Willful blindness
A sliver of light seeps through the crack
illuminates possibilities
reveals choices made.
Hollowed out in the knowing
regret for willful blindness
things spoken too long past
self-inflicted wounds that won’t heal
A sliver of light seeps through the crack
illuminates possibilities
reveals choices made.
Hollowed out in the knowing
regret for willful blindness
things spoken too long past
self-inflicted wounds that won’t heal
breathing
the sun draped
across our entangled bodies
door half open
his eyes are closed
but I can see inside
his breath even
a hint of a smile
across his sleeping calm
This is the final section.
In reality, our relationship continued for a while later. We didn’t go to formal together. We actually stopped talking entirely for a long while. And then I went away to university. Moved to McGill. Thought about him sometimes, of course, but that part of my life was over.
Actually, when I went home at Thanksgiving he came out to see me and gave me a white rose and told me that he missed me and wanted to try again. That he loved me too much to let go. And so I went back. I’m not sure why. We talked on the phone a lot. I can’t even remember why I went back to him. It didn’t change my life all that much. I was at McGill enjoying first year with my friends, and he wasn’t a part of that. I broke up with him the day after Christmas. I remember it really clearly. He didn’t seem all that surprised, although he was obviously hurt. And then we didn’t talk for almost two years. Absolutely nothing. I saw him just before I left for Australia and got updates from Khaleed from time to time, but that was it really. I still think about him sometime. I hope that he’s pulled himself together and is doing something that makes him happy. I want to get in touch with him, but I don’t really know what the point would be. Maybe at Christmas when I go home.
I forgot how unhappy I was that summer after I got back from Ireland. It also terrifies me how willing I seemed to be to embrace co-dependence.
This is the second part. The little bit of added drama. The confused little girl. I can’t believe how little I knew myself then. That summer was a whirl, a dream. I know those feelings so well. Talk about not learning from the past. Well, maybe third time’s the charm?
I wrote a book for my final project for Writer’s Craft in my final year of high school. It was after everything with Ward had blown up, before we had tried to make it work again and became dysfunctional.

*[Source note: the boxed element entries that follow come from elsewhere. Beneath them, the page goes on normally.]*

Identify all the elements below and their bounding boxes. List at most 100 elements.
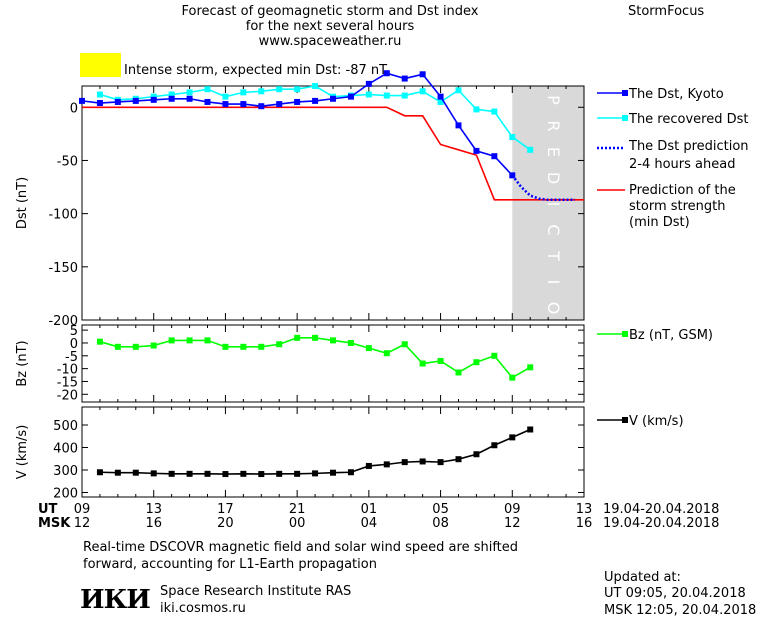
chart-title-url[interactable]: www.spaceweather.ru <box>258 34 402 49</box>
msk-tick-label: 08 <box>432 516 449 531</box>
v-point <box>132 469 139 476</box>
prediction-letter: C <box>544 224 563 235</box>
v-point <box>168 470 175 477</box>
recovered-dst-point <box>96 91 103 98</box>
bz-point <box>473 359 480 366</box>
prediction-letter: P <box>544 95 563 105</box>
institute-url[interactable]: iki.cosmos.ru <box>160 601 246 616</box>
dst-kyoto-point <box>383 70 390 77</box>
institute-name: Space Research Institute RAS <box>160 584 352 599</box>
bz-point <box>401 341 408 348</box>
dst-kyoto-point <box>222 101 229 108</box>
legend-prediction-2: 2-4 hours ahead <box>629 157 735 172</box>
y-tick-label: 200 <box>53 487 78 502</box>
chart-title-line1: Forecast of geomagnetic storm and Dst in… <box>181 4 479 19</box>
v-point <box>473 451 480 458</box>
legend-v: V (km/s) <box>629 414 684 429</box>
recovered-dst-point <box>437 98 444 105</box>
dst-kyoto-point <box>509 172 516 179</box>
y-tick-label: 400 <box>53 442 78 457</box>
msk-tick-label: 04 <box>361 516 378 531</box>
prediction-letter: R <box>544 120 563 131</box>
prediction-letter: E <box>544 147 563 157</box>
y-tick-label: -100 <box>48 208 78 223</box>
y-tick-label: 5 <box>70 324 78 339</box>
prediction-letter: I <box>544 280 563 285</box>
bz-point <box>204 337 211 344</box>
recovered-dst-point <box>294 86 301 93</box>
prediction-zone <box>512 86 584 320</box>
v-point <box>491 442 498 449</box>
msk-tick-label: 00 <box>289 516 306 531</box>
dst-kyoto-point <box>168 95 175 102</box>
dst-kyoto-point <box>455 122 462 129</box>
msk-tick-label: 16 <box>576 516 593 531</box>
dst-kyoto-point <box>114 98 121 105</box>
msk-tick-label: 20 <box>217 516 234 531</box>
recovered-dst-point <box>312 83 319 89</box>
msk-date-range: 19.04-20.04.2018 <box>603 516 719 531</box>
recovered-dst-point <box>491 108 498 115</box>
dst-kyoto-point <box>401 75 408 82</box>
dst-prediction-line <box>511 174 576 202</box>
bz-point <box>222 343 229 350</box>
dst-kyoto-point <box>240 101 247 108</box>
recovered-dst-point <box>419 88 426 95</box>
dst-kyoto-point <box>204 98 211 105</box>
y-tick-label: -5 <box>65 350 78 365</box>
ut-tick-label: 05 <box>432 502 449 517</box>
y-tick-label: -50 <box>57 154 78 169</box>
bz-point <box>168 337 175 344</box>
dst-kyoto-point <box>330 95 336 102</box>
recovered-dst-point <box>204 86 211 93</box>
v-point <box>527 426 534 433</box>
y-tick-label: 300 <box>53 464 78 479</box>
recovered-dst-point <box>365 91 372 98</box>
bz-point <box>186 337 193 344</box>
recovered-dst-point <box>240 89 247 96</box>
bz-point <box>383 350 390 357</box>
dst-kyoto-point <box>258 103 265 110</box>
ut-tick-label: 09 <box>504 502 521 517</box>
bz-point <box>294 334 301 341</box>
dst-kyoto-point <box>473 147 480 154</box>
legend-bz: Bz (nT, GSM) <box>629 328 713 343</box>
recovered-dst-point <box>276 86 283 93</box>
bz-point <box>509 374 516 381</box>
bz-point <box>96 338 103 345</box>
dst-kyoto-point <box>150 96 157 103</box>
dst-kyoto-point <box>276 101 283 108</box>
legend-v-marker <box>622 417 628 423</box>
v-point <box>347 469 354 476</box>
y-tick-label: -200 <box>48 314 78 329</box>
prediction-letter: T <box>544 250 563 261</box>
legend-prediction-1: The Dst prediction <box>628 139 749 154</box>
footer-note-line1: Real-time DSCOVR magnetic field and sola… <box>83 540 519 555</box>
bz-point <box>258 343 265 350</box>
dst-kyoto-point <box>312 97 319 104</box>
bz-point <box>527 364 534 371</box>
v-panel-frame <box>81 406 585 498</box>
dst-kyoto-point <box>491 153 498 160</box>
ut-tick-label: 13 <box>576 502 593 517</box>
bz-line <box>99 337 531 379</box>
legend-storm-3: (min Dst) <box>629 215 690 230</box>
brand-name: StormFocus <box>628 4 705 19</box>
y-axis-label: Dst (nT) <box>15 177 30 229</box>
bz-point <box>312 334 319 341</box>
prediction-letter: N <box>544 328 563 340</box>
bz-point <box>419 360 426 367</box>
v-point <box>240 470 247 477</box>
v-point <box>204 470 211 477</box>
v-point <box>258 471 265 478</box>
y-tick-label: 0 <box>70 101 78 116</box>
recovered-dst-point <box>186 89 193 96</box>
recovered-dst-line <box>99 85 531 151</box>
ut-tick-label: 21 <box>289 502 306 517</box>
v-point <box>455 456 462 463</box>
legend-dst-kyoto: The Dst, Kyoto <box>628 87 724 102</box>
y-tick-label: -20 <box>57 388 78 403</box>
recovered-dst-point <box>168 91 175 98</box>
dst-panel-frame <box>81 85 585 321</box>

This is the first chapter. It also has the play I wrote in it that I somehow won Tarragon Theatre’s Under 20 for Under 20’s playwriting contest.
I just got shivers reading it. It’s funny how rereading something written so long ago can reignite those very same feelings. It’s also slightly amusing to see how little I have changed even though I thought that I had. Go figure. Turns out I’m still the same scared little girl, full of false bravado when underneath it all I’m terrified of really letting down my guard and allowing other people to really see me. I do hope that maybe one day I can change that.
I also feel similar emotions about Dom now. I was trying to explain to him that I haven’t felt this way since high school, and truly I haven’t. Especially now that I reread this, I find that I’m the same person looking for the same things. Except that the difference is, Dom somehow manages to see me even though I didn’t realise that I was letting him. It’s terrifying and amazing at the same time. And here I am writing this and I have butterflies. Goodness me.
Now that I’ve decided to embark upon this project of self-discovery, the task was to decide where to begin.
So I thought that I would begin at the beginning. Yes, there was love before Ward, but no, I had never really been truly in love with someone who loved me back. I can still remember some of the moments as though they were yesterday. I can remember meeting him at Steve’s party, totally stoned and incapable of having a real conversation. There were playing cards on the table from the drinking games that would inevitably go on every time the whole crew congregated at one of the “Binkley Bashes.” The light was quite dim, slightly yellow, and for some reason reminds me of the lighting in pictures of poker players. It was in the kitchen, and we didn’t even talk for long. And then a few days later I was in the library, working on a project for art class, and he came over and sat down with me. We talked and it was remarkable how that initial connection in the kitchen just sparked. It was like the air had thinned and I couldn’t get enough oxygen. The butterflies that had been lacking in my life started darting around inside me.
He told me later that he walked outside and smoked a cigarette. Bobby, who had seen us talking inside looked at him and was like, “What?”
Ward’s response: “She has a fucking boyfriend,” and with a flick of his cigarette and a shrug of his shoulders, he walked back inside.
I’ve been looking through some of what I wrote that year. These poems struck me as something I might post as a first hint of how I felt.
Tiny drops of hope
Fill the ducts behind my eyes
Now overflowing
The sun in my eyes blurs my vision of his shadowed face:
His expression revealing his soul.
I can see in his eyes what I saw there before
And I allow myself to breathe once again.